The quantitative evaluation focused on precision, recall, and F1 scores at various thresholds (k = 5 to 50) for two dataset categories: all-subjects and tib-core. Systems were ranked based on their average recall scores across the specified thresholds, emphasizing the importance of retrieving relevant subjects.
For the qualitative assessment, 14 distinct subject classifications were utilized: Architecture (arc), Chemistry (che), Electrical Engineering (elt), Material Science (fer), History (his), Computer Science (inf), Linguistics (lin), Literature Studies (lit), Mathematics (mat), Economics (oek), Physics (phy), Social Sciences (sow), Engineering (tec), and Traffic Engineering (ver). Within each classification, 10 record files were selected, and the top 20 GND codes from participants' submissions were extracted. Subject librarians meticulously evaluated these codes to assess their relevance and accuracy.
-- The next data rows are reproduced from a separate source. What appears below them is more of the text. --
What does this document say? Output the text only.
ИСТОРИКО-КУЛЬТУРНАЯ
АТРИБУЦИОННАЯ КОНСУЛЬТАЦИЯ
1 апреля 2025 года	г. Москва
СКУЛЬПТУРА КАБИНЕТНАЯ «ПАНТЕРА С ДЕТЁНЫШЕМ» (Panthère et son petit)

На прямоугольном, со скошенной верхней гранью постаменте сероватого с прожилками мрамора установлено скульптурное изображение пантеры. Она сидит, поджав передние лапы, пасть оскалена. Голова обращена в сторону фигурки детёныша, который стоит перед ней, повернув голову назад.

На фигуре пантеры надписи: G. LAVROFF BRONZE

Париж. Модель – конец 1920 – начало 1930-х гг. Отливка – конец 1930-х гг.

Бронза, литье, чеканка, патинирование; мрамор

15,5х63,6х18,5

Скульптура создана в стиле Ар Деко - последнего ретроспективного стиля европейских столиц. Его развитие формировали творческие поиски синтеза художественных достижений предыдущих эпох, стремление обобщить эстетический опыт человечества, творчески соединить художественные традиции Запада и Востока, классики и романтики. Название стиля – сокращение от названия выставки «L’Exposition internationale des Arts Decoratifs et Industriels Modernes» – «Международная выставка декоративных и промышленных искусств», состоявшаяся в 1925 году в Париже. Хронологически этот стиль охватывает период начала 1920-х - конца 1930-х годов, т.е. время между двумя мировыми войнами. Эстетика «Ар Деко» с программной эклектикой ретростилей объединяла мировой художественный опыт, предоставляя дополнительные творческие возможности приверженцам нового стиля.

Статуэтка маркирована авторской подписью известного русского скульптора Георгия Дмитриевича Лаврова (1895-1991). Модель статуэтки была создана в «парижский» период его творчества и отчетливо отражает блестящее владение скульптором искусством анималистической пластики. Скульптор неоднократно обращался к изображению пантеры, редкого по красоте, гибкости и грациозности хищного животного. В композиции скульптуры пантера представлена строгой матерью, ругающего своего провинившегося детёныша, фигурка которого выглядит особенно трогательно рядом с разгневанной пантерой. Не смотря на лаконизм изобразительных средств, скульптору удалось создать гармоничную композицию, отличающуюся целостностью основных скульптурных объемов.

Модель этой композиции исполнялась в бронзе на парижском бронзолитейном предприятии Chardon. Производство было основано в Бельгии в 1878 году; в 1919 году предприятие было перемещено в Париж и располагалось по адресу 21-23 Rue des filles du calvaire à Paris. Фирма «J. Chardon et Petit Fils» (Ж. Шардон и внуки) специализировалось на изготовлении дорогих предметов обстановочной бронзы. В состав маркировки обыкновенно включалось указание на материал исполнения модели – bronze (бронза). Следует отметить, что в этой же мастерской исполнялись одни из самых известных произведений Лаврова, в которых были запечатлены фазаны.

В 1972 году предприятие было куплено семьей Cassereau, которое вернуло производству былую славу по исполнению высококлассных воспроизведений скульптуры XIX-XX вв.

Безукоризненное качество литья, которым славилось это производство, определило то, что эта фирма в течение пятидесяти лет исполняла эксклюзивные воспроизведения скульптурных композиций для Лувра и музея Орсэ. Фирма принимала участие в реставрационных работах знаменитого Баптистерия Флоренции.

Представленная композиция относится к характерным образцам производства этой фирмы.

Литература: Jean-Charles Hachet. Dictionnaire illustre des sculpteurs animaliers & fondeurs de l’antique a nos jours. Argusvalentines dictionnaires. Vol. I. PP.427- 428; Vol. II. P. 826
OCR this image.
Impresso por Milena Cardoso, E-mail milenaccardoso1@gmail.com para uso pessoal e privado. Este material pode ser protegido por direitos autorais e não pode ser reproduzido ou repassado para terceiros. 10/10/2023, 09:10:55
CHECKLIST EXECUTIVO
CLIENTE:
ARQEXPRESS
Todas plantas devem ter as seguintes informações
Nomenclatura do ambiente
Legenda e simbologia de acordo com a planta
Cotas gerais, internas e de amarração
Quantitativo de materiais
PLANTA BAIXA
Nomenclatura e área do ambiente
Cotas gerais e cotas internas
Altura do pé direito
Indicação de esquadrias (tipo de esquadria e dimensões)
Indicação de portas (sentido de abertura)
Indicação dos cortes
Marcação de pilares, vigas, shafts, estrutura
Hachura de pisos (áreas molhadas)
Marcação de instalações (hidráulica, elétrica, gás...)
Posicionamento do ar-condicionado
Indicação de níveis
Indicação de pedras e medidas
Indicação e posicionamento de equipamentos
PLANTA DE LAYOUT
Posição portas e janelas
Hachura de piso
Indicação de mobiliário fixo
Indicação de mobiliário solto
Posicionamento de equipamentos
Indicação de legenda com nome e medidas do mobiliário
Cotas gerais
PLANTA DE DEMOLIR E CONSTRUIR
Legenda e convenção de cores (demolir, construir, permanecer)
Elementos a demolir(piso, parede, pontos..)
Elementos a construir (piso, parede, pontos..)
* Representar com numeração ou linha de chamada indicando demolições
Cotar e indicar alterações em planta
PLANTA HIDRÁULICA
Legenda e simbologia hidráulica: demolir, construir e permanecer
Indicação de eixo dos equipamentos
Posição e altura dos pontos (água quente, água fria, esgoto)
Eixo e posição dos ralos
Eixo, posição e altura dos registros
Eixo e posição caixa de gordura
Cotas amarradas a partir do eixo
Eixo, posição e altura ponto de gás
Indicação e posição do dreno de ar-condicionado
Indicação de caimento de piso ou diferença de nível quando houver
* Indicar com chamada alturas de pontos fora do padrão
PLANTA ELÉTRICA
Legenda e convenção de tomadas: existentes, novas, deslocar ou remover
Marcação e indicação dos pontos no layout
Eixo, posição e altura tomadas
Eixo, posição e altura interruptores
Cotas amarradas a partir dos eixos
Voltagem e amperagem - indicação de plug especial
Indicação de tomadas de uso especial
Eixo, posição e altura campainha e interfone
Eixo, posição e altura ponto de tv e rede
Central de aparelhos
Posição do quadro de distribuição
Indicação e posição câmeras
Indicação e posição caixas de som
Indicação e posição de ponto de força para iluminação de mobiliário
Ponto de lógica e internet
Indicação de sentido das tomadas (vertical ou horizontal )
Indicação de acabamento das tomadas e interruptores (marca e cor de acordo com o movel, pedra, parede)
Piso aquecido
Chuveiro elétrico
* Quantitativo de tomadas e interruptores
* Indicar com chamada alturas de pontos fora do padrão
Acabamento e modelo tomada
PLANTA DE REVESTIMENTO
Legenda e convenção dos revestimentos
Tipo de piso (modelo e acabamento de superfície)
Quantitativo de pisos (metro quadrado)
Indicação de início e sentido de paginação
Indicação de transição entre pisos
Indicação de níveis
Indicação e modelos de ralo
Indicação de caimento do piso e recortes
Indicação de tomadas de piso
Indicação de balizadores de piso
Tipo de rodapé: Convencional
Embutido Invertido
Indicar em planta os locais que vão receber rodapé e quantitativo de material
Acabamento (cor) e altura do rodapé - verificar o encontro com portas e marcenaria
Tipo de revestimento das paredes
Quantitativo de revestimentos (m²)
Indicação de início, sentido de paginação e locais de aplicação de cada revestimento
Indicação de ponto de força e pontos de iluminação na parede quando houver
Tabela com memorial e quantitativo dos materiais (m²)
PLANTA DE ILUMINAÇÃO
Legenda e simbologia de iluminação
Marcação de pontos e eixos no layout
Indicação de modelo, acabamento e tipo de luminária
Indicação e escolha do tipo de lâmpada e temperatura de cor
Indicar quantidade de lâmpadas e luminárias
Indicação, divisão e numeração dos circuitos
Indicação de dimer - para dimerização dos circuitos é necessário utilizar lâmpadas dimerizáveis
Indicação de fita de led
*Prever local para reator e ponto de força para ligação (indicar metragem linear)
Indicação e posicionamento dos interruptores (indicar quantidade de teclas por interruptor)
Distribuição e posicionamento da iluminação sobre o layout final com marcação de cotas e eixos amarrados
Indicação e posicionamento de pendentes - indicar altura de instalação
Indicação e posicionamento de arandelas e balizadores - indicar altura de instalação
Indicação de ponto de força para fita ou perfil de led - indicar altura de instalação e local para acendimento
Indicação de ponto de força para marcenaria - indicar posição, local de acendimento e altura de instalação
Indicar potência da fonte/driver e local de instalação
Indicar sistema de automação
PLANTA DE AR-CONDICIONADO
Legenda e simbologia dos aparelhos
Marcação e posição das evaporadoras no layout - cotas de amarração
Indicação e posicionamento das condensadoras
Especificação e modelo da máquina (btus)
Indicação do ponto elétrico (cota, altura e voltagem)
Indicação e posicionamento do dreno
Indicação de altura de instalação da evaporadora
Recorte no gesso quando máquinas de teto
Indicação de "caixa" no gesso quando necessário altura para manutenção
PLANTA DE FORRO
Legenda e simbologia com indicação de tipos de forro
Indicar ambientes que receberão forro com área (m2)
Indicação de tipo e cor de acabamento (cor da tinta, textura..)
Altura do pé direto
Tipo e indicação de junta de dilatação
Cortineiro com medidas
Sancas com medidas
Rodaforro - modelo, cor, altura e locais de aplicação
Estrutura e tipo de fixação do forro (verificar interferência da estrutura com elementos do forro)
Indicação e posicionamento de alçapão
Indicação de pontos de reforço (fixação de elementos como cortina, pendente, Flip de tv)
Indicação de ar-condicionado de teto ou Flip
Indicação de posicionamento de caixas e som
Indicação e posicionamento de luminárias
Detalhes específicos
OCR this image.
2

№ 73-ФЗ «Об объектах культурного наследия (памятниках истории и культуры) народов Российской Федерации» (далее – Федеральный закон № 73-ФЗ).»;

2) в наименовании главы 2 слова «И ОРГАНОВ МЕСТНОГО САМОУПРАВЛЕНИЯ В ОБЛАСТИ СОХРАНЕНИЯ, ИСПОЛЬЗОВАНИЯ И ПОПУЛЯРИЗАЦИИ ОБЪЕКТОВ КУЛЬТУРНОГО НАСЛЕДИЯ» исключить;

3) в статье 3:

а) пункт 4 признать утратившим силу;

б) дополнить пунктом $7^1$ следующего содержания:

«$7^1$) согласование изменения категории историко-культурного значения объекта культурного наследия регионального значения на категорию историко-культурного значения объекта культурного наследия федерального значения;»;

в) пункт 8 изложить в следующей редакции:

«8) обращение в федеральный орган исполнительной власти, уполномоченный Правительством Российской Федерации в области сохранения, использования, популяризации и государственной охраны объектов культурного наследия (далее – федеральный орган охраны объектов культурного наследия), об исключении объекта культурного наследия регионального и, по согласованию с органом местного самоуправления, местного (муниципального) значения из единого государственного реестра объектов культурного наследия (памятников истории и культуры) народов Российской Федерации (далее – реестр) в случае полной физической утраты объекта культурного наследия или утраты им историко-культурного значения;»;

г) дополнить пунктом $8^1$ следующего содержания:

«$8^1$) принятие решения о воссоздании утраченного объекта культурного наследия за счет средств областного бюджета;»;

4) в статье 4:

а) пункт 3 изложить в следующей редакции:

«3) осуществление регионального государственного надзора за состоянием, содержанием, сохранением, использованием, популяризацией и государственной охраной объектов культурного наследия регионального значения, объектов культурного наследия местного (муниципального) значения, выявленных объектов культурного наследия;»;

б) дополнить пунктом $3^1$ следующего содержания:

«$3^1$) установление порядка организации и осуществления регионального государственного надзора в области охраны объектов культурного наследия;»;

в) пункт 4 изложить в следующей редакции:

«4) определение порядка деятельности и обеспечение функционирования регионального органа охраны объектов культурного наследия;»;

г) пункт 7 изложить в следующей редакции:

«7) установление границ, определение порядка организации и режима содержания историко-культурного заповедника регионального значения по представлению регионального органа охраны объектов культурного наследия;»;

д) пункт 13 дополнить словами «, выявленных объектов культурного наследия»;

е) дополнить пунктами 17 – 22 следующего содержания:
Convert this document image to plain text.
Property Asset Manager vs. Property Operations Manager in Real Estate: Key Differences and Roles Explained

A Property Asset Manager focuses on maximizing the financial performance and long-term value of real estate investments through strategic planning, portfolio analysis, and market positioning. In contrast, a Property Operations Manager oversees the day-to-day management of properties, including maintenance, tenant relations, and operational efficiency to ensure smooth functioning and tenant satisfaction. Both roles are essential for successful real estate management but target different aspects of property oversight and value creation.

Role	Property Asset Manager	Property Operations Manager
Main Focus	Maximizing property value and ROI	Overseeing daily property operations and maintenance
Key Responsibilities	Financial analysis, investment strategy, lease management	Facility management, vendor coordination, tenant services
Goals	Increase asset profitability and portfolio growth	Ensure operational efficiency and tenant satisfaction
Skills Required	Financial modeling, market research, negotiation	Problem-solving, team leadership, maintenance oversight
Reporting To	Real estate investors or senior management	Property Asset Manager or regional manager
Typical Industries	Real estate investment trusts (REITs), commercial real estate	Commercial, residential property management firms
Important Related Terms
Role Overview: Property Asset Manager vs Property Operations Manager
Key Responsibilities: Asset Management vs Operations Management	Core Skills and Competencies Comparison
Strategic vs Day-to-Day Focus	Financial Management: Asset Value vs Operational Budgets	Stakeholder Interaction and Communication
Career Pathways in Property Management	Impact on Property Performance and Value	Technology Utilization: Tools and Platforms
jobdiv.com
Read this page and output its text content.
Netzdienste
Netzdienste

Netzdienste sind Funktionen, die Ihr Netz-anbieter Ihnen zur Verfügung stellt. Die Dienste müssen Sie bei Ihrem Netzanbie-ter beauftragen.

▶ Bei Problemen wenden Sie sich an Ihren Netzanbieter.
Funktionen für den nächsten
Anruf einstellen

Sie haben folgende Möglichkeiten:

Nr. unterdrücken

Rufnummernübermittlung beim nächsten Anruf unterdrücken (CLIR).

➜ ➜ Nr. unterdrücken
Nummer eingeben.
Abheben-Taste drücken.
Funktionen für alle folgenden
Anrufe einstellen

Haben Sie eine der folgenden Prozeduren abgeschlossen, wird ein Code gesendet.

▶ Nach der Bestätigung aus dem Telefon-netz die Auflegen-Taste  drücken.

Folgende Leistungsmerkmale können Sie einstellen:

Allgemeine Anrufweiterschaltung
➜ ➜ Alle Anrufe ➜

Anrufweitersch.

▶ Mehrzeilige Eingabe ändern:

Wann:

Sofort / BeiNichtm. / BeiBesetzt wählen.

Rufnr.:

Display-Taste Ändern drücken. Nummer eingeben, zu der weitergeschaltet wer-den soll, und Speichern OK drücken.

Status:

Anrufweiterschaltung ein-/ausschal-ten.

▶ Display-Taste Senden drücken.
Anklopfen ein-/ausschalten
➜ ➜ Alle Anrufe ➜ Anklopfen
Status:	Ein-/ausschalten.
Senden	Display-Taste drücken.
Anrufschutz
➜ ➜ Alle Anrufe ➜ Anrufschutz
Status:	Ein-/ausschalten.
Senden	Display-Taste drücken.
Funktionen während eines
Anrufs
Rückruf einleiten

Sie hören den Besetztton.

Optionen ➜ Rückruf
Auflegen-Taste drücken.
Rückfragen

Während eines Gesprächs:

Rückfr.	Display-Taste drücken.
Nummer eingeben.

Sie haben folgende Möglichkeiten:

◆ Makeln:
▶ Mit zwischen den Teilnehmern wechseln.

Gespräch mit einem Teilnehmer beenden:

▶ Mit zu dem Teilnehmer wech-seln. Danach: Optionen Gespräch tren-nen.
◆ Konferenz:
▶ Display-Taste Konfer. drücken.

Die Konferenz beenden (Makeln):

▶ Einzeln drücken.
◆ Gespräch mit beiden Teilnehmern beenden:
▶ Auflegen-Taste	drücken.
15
During the qualitative evaluation, subject librarians marked the predictions based on the following codes: Y: Yes, correct keyword -- I: Irrelevant keyword, but technically correct -- N or Blank: Incorrect. Based on these codes, two different qualitative results were computed. In the first case, both Y and I were considered correct, while in the second case, only Y was considered correct. These two cases were computed in separate files to provide a comprehensive view of system performance.